Prendere una decisione nei confronti di se stessi ha una carica dirompente, perché rappresenta il momento in cui ci esponiamo e, consapevolmente, affermiamo un’intenzione assumendola come impegno. In questo magico istante all’improvviso vedi con chiarezza le modalità che hai sempre utilizzato, e che ti hanno portato fino a qui, con i risultati che sai. Quando sei in questa situazione la paura è più forte che mai, eppure ti trovi nel cuore del cambiamento: la trasformazione inizia quando scegliamo di prenderci la responsabilità del nostro sogno e della nostra vita. A volte succede per disperazione, perché siamo arrivati in un vicolo cieco o semplicemente quando arriviamo a non poterne più.

Quando accade rompiamo la cieca lealtà verso l’immagine che abbiamo creato negli anni e ci apriamo alla possibilità di immaginare noi stessi con una nuova identità, un sé più fluido e in connessione con ciò che siamo adesso. Ma uscire fuori dalla zona di comfort significa anche accettare di fare delle rinunce, scommettere, fare fatica.. e non sempre siamo disponibili a farlo, per questo è utile interrogarsi con onestà sui nostri bisogni.

Scopri il tuo ikigai

L’espressione Ikigai proviene da un concetto giapponese che oggi si sta diffondendo anche in Occidente: qual è il motivo per cui ti svegli ogni mattina? Questo è il tuo Ikigai, ognuno di noi ne ha uno. In fondo è il senso che diamo alla nostra vita: un complesso amalgama di valori, desideri e bisogni di felicità, di cui spesso non ci rendiamo conto ma che mettiamo in ogni cosa che facciamo.

«A livello professionale l’ikigai è uno strumento di riflessione che aiuta a entrare in relazione con i nostri bisogni autentici, ma in realtà comprende tutti gli aspetti della vita» chiarisce Diego Leone. Identificare quello che amiamo davvero e che ci dà piacere gioca un ruolo importante tanto quanto individuare ciò che può avvicinarci alla soddisfazione delle nostre necessità materiali. Sentire di avere una passione è splendido, ma quando manca il lato pratico di ancoraggio ai bisogni concreti rischia di trascinarci nella precarietà economica. Al contrario, una lavoro soddisfacente che, però, non tiene in alcun conto la nostra vocazione può generare un senso di svilimento e inutilità.

«Coltivare un sogno significa sporcarsi le mani» sorride Diego Leone. Vuol dire dedicarsi ogni giorno al proprio sogno, anche mentre fai altro perché magari lavori otto ore altrove. Significa impegnare una parte del tuo tempo per la costruzione del sogno, che in questo caso è professionale. Dargli cura e attenzione, proprio come faresti con una pianta. Le piante hanno bisogno di nutrimento, protezione dai pericoli esterni, osservazione: come sta crescendo?

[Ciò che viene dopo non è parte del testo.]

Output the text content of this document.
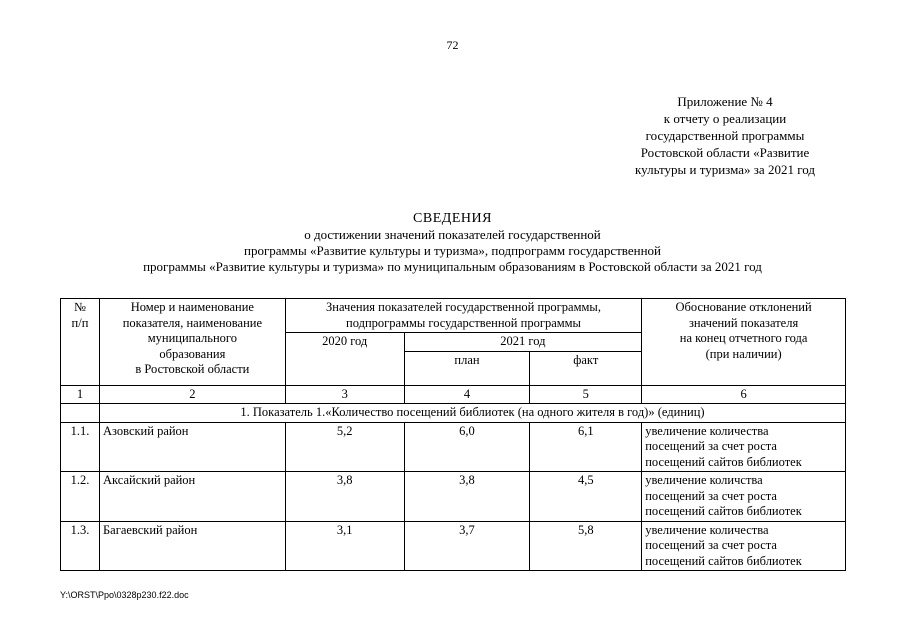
72
Приложение № 4
к отчету о реализации
государственной программы
Ростовской области «Развитие
культуры и туризма» за 2021 год
СВЕДЕНИЯ
о достижении значений показателей государственной
программы «Развитие культуры и туризма», подпрограмм государственной
программы «Развитие культуры и туризма» по муниципальным образованиям в Ростовской области за 2021 год
№
п/п	Номер и наименование
показателя, наименование
муниципального
образования
в Ростовской области	Значения показателей государственной программы,
подпрограммы государственной программы			Обоснование отклонений
значений показателя
на конец отчетного года
(при наличии)
		2020 год	2021 год		
			план	факт	
1	2	3	4	5	6
	1. Показатель 1.«Количество посещений библиотек (на одного жителя в год)» (единиц)				
1.1.	Азовский район	5,2	6,0	6,1	увеличение количества
посещений за счет роста
посещений сайтов библиотек
1.2.	Аксайский район	3,8	3,8	4,5	увеличение количства
посещений за счет роста
посещений сайтов библиотек
1.3.	Багаевский район	3,1	3,7	5,8	увеличение количества
посещений за счет роста
посещений сайтов библиотек
Y:\ORST\Ppo\0328p230.f22.doc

Un altro fattore fondamentale è il tempo, perché controllare di continuo i progressi può diventare controproducente e rischia di trasformare il desiderio in un’ossessione. Saper vivere l’attesa, in fondo, è avere il coraggio di nutrire la speranza che i semi cresceranno: un atto di fiducia.

Non è mai troppo tardi: davvero?

Quante volte parlando di un sogno irrealizzato ci si esprime con un vocabolario che dà la colpa alle contingenze esterne? “Ormai…”, “Alla mia età”, “Avrei voluto, ma…”: il desiderio nel cassetto diventa una scusa per evitare di provarci sul serio e ci si consola ripetendo a se stessi che non è possibile. Come chiarisce Diego Leone, un sogno può anche fallire, o magari farci capire che il nostro vero obiettivo è un altro: «Fino a quando non ci provi non puoi saperlo. Può andare bene, come male: non succede nulla. Puoi sempre iniziare di nuovo».

Ed è questo, in fondo, il grande successo dietro a un fallimento: ci insegna a cadere meglio. Più elastici, allenati e in grado di  rialzarci, come animali guidati da un sesto senso ancestrale impariamo a stare in bilico, camminiamo sull’abisso della paura. E continuiamo a provarci, ancora e ancora, un’altra volta in più.